With no action coming from Congress, several states have taken steps to address data privacy protections for consumers. Recently, Connecticut passed a new data privacy law earlier this month that gives consumers the “right to access,” which allows consumers to know if a business is using their personal data and have access to the data that businesses keep on them. It also grants consumers the “right to delete,” or erase data provided by or obtained about them. Additionally, it provides consumers the “right to opt out,” or decline the targeted advertising or the sale of personal data.

While Connecticut’s law does take some steps in the right direction, it does have limits. The law only protects Connecticut residents, not those acting in a commercial or employment context in Connecticut. The policy also exempts multiple types of entities, including state and local governments, nonprofits, and higher education institutions. And the law lacks a private right of action, which would allow consumers to take legal action if they experience damages from a businesses’ violation of the law. Instead, only the Connecticut Attorney General may bring legal action against a business under the law.

Connecticut is far from the only state moving while Congress waits. Instead, it is one of a handful that have acted, contributing to the patchwork of state privacy laws present around the U.S. California passed the nation’s first data privacy law, the California Consumer Privacy Act, back in 2018. Since then, Colorado, Utah, and Virginia have passed their own data privacy laws. 

Connecticut’s data privacy law is similar to those in place elsewhere but it does differ in some respects. For instance, Connecticut’s law requires that if a business knows – or willfully disregards – the fact that a consumer is between the ages of 13 and 16, then the business must receive consent to process the user’s personal data for targeted advertising or the sale of data. California possesses a similar provision but Virginia and Colorado do not. Alongside this, though Connecticut does not allow for a private right of action, but California does. California’s law notes that if a business experiences a data breach and a consumer’s first name, last name, and social security number are stolen in non-encrypted and non-redacted form, then they can sue the business. 

Many data privacy advocates also worry that some of the state data privacy laws passed are too business-focused and are inadequate to protect consumers.

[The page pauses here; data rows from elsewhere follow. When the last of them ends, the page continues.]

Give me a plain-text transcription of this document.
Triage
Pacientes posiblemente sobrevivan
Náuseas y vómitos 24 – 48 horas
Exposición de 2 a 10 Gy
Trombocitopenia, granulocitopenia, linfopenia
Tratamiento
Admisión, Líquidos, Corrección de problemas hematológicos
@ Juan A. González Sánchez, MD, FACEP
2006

A collection of tech and financial companies, known as the State Privacy and Security Coalition (SPSC), helped shape what would eventually become the law in Utah and Virginia. In Virginia specifically, SPSC member Amazon drafted the first version of the state’s data privacy law. The coalition also celebrated the passage of Utah’s law. Additional SPSC members include AT&T, Google, and Visa. Outside of Utah and Virginia, SPSC has proven active in states like Washington and Kentucky. 

To address the differences between state laws, and ensure that consumers possess maximum data privacy protections, Congress must pass comprehensive data privacy reform. Congress must pass a bill that incorporates protections like a right to access, right to delete, and right to opt out. Congress must also support a private right of action. Even though businesses view this policy as more controversial, it provides consumers the crucial ability to take legal action, receive compensation, and hold businesses accountable. Ultimately, by passing a strong federal law, Congress may not only bolster the data protections of Americans, but clear up confusion between the patchwork of differing state laws.